Last edited by ryan roopnarine; 07-05-2005 at 09:47 PM.
Originally Posted by ryan roopnarine
Considering it's an M50 non vanos, it's more of a tank than the TU was. Connecting rods are RIDICULOUSLY large. The block chambers are better walled. The double valve springs help it rev +7000k. My bearing should be fine, I am really only thinking of rings, arp head stud conversion, head gasket, oil pan gasket, going to weld the oil pan nut on, and maybe valve guides and seals but I am not sure that's where i am burning the oil.
@ Jeff and Winred:
Anything "WRONG" with burning oil?
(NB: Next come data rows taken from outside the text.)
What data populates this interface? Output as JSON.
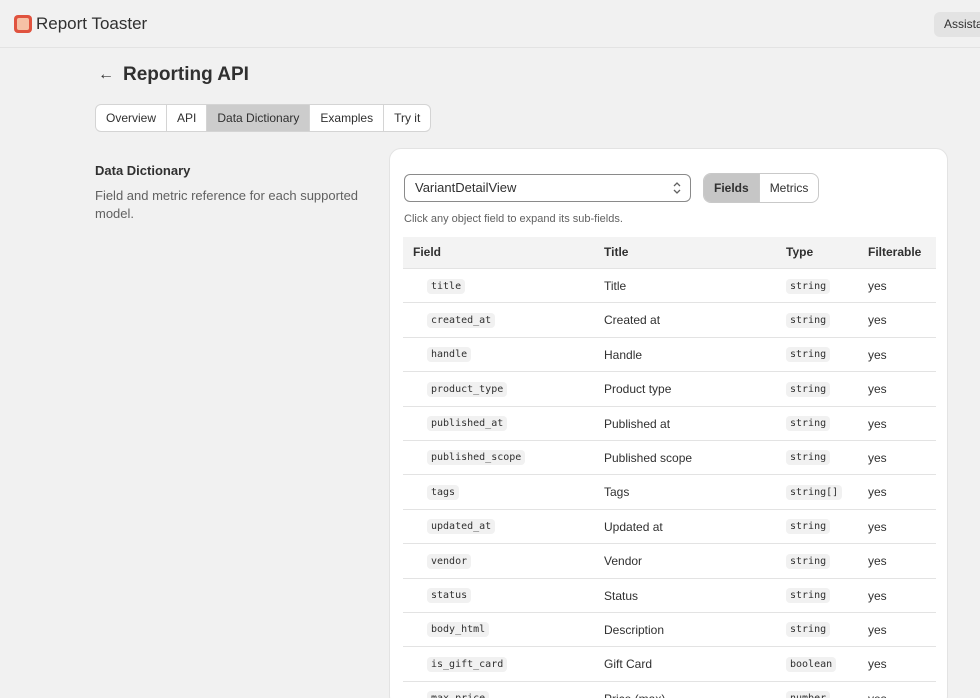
{
  "header": {
    "app_title": "Report Toaster",
    "assistant_label": "Assistant"
  },
  "page": {
    "back_symbol": "←",
    "title": "Reporting API"
  },
  "tabs": [
    {
      "label": "Overview",
      "active": false
    },
    {
      "label": "API",
      "active": false
    },
    {
      "label": "Data Dictionary",
      "active": true
    },
    {
      "label": "Examples",
      "active": false
    },
    {
      "label": "Try it",
      "active": false
    }
  ],
  "section": {
    "title": "Data Dictionary",
    "description": "Field and metric reference for each supported model."
  },
  "panel": {
    "model_select": "VariantDetailView",
    "view_toggle": [
      "Fields",
      "Metrics"
    ],
    "active_view": "Fields",
    "hint": "Click any object field to expand its sub-fields."
  },
  "table": {
    "headers": {
      "field": "Field",
      "title": "Title",
      "type": "Type",
      "filterable": "Filterable"
    },
    "rows": [
      {
        "field": "title",
        "title": "Title",
        "type": "string",
        "filterable": "yes"
      },
      {
        "field": "created_at",
        "title": "Created at",
        "type": "string",
        "filterable": "yes"
      },
      {
        "field": "handle",
        "title": "Handle",
        "type": "string",
        "filterable": "yes"
      },
      {
        "field": "product_type",
        "title": "Product type",
        "type": "string",
        "filterable": "yes"
      },
      {
        "field": "published_at",
        "title": "Published at",
        "type": "string",
        "filterable": "yes"
      },
      {
        "field": "published_scope",
        "title": "Published scope",
        "type": "string",
        "filterable": "yes"
      },
      {
        "field": "tags",
        "title": "Tags",
        "type": "string[]",
        "filterable": "yes"
      },
      {
        "field": "updated_at",
        "title": "Updated at",
        "type": "string",
        "filterable": "yes"
      },
      {
        "field": "vendor",
        "title": "Vendor",
        "type": "string",
        "filterable": "yes"
      },
      {
        "field": "status",
        "title": "Status",
        "type": "string",
        "filterable": "yes"
      },
      {
        "field": "body_html",
        "title": "Description",
        "type": "string",
        "filterable": "yes"
      },
      {
        "field": "is_gift_card",
        "title": "Gift Card",
        "type": "boolean",
        "filterable": "yes"
      },
      {
        "field": "max_price",
        "title": "Price (max)",
        "type": "number",
        "filterable": "yes"
      }
    ]
  },
  "colors": {
    "accent_active_tab": "#cccccc",
    "background": "#f1f1f1",
    "logo": "#e0533f"
  },
  "icons": {
    "logo": "report-toaster-logo-icon",
    "back": "arrow-left-icon",
    "select": "chevron-up-down-icon"
  }
}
Yeah it sucks to have to top it off every so often. I am only making 6.5 psi supercharged. I am not going to get pyscho and start upping boost (since its pulley based, thats difficult). So would you think the motor should be ok for now as-is? Anything WRONG in just burning some oil? I've got a catchcan installed, I've caught about 1/2 ounce of oil in the intake tract in about 3 months. So blow-by isn't too bad i guess.
Big end bearings, Main bearings, front
and rear main seal, oil pan gasket,
is this the sort of thing your talking about,
its all pretty cheap ?
originally by Rollingon20strong:
hey thanks jeff for the info good LOOking out
aka Dan and that cat ja ja ja takes care of my baby jaja
Could be as simple as bad PCV valve cause the burning oil. How many miles is the engine?
You didn't state your milage, so for a high milaged supercharged/turboed engine it may be an idea to consider a new oil pump since you are changing the pan gasket anyway.